Juggling work, rest and play can place our bodies under stress. This stress can lead to some very debilitating symptoms; one being the dreaded migraine.
A migraine is a sharp, painful spasmodic headache sometimes with associated nausea, vomiting and visual disturbances. The pain can vary between moderate to severe, it tends to be of a pulsating and throbbing nature and is often felt behind one eye.
A traditional Chinese medicine take
Unfortunately migraines are not easily treated by Western medicine. The cause can be very difficult to ascertain, which means strong pain relief medication and tucking yourself into bed can be your only options – not so helpful if that report is due or the kids need to get to school.
The traditional Chinese medicine (TCM) approach is not to generically place all migraines in the same basket. TCM recognises that we all have individual, body patterns.
Our body patterns represent the state of our internal energy. In TCM this energy is referred to as Qi and is our constitutional health. Qi flows through the body in different channels or meridians towards the head and limbs.
Migraines can occur when our Qi becomes deficient or weak. Deficiency can be caused by factors such as long working hours, partying or restless sleep. The pain will generally be brought on by a busy period. Someone with a deficient Qi pattern will have low energy, appear pale and often feel the cold. With a “deficiency migraine” you may feel like lying down in a darkened room.
Emotional stress can block and stagnate the flow of Qi. A “stagnation migraine” is a sharp pain often originating in the neck or shoulders and you can
literally feel the pain trace along a channel and finish behind an eye. This migraine can be associated with sensations of heat and agitation.
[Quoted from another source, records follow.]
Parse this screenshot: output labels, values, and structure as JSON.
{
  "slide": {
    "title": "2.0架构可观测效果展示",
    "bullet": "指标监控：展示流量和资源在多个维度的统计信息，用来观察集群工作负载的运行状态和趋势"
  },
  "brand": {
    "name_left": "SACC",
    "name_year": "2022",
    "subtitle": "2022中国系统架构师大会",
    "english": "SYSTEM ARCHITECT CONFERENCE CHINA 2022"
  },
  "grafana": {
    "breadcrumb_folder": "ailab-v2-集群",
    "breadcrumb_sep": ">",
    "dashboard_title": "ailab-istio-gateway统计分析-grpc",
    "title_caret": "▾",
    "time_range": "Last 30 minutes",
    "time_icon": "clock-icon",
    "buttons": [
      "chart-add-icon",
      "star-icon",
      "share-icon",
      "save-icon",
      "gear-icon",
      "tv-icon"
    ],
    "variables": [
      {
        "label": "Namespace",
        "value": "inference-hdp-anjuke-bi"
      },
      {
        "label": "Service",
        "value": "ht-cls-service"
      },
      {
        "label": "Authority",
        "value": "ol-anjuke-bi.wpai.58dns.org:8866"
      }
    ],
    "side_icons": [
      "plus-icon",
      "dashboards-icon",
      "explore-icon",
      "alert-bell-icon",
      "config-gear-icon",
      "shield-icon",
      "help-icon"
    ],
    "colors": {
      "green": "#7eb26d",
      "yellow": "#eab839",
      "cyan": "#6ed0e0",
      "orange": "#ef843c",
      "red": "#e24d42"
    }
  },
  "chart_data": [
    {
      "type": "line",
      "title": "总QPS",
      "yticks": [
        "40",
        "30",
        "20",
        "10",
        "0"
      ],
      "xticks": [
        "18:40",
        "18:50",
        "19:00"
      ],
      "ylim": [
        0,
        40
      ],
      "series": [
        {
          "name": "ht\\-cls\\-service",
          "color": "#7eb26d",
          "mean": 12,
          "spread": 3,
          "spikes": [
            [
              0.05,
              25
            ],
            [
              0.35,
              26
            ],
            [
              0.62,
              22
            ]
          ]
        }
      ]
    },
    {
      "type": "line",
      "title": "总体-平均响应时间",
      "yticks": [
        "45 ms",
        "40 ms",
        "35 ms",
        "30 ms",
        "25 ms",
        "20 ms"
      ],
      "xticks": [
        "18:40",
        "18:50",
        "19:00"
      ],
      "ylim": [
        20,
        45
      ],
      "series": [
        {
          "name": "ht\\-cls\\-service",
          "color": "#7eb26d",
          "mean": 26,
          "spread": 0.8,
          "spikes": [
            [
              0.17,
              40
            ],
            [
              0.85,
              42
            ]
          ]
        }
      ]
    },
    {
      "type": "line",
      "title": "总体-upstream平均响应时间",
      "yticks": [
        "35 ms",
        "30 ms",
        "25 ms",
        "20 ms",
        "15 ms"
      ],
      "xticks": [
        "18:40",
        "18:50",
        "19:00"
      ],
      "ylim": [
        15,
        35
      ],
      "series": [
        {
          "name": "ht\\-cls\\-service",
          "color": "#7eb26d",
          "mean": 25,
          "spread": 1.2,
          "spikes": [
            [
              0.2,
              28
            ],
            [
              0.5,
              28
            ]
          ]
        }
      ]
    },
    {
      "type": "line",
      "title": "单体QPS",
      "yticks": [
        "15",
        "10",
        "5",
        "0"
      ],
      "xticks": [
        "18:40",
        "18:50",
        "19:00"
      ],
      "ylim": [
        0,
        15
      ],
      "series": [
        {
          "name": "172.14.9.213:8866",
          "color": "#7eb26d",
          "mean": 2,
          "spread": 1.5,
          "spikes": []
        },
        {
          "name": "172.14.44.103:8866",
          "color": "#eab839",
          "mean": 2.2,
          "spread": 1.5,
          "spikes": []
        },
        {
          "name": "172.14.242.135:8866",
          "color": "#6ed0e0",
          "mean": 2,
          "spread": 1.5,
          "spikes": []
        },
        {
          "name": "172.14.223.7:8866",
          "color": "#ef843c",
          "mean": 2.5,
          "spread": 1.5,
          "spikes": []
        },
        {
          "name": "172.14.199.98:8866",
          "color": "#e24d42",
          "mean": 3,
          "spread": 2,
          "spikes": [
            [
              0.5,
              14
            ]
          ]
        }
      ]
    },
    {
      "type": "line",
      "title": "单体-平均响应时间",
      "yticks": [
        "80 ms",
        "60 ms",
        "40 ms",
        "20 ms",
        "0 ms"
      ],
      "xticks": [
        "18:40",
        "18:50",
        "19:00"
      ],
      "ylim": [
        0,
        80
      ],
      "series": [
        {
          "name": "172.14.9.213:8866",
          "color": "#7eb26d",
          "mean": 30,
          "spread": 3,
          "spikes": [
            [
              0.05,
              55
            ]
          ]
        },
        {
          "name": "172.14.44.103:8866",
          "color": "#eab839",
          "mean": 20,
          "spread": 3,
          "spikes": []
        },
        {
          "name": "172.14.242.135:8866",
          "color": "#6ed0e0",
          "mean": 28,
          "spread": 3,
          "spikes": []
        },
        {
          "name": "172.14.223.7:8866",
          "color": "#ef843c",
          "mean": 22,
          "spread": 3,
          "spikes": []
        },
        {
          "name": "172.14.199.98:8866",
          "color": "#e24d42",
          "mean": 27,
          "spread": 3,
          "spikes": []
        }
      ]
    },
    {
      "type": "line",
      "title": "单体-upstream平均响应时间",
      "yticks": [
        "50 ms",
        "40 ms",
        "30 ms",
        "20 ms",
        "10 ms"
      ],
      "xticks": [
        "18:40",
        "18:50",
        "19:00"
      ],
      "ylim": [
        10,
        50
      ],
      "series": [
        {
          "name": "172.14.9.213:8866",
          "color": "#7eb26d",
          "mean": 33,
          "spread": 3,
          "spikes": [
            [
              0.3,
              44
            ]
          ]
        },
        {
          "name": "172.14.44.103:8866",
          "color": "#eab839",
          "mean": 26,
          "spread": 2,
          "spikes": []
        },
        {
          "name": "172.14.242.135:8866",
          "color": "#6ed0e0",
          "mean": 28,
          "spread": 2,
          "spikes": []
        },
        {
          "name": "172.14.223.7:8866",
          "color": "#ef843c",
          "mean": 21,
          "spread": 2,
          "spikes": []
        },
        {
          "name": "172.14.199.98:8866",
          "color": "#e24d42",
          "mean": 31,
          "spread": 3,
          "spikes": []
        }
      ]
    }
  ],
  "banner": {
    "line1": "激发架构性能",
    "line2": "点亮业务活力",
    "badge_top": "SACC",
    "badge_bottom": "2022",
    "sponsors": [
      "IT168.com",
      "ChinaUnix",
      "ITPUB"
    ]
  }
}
How to treat the untreatable pain
Ok, it’s important to remember whether or not you have Qi stagnation, deficiency – or a combination of both – that the imbalance needs to be addressed to treat the migraine. TCM will harmonise the body, strengthen the Qi and clear the stagnation. Muscular skeletal aches and stiffness can often be a
pre-curser to migraines. To keep Qi moving, get some exercise, stretch, swim, go to the gym – whatever it takes. Remedial massage, mobilisation and acupuncture are all very effective to ease muscular pain and free up stagnant Qi.
For those who suffer migraines frequently, Chinese herbal medicine will help enormously. Prescribed herbs will help promote a change in the body. In just a short period of time herbs can provide wonderful long term relief.
Tricks to beat the thump
- If you feel exhausted, get some rest and drink some water. Sit or lie in quiet place and let the world rush around you.
- For tension headaches try draping a heat bag around the neck and shoulders. Use some liniment at the base of the skull and the temples.
- The most useful pressure point for migraines and headaches is the small muscle between the thumb and forefinger. Press and hold this point firmly for up to two minutes.
- If during a migraine you feel hot and appear to perspire around the head, try soaking your feet in warm water, it will help draw the energy away from your head.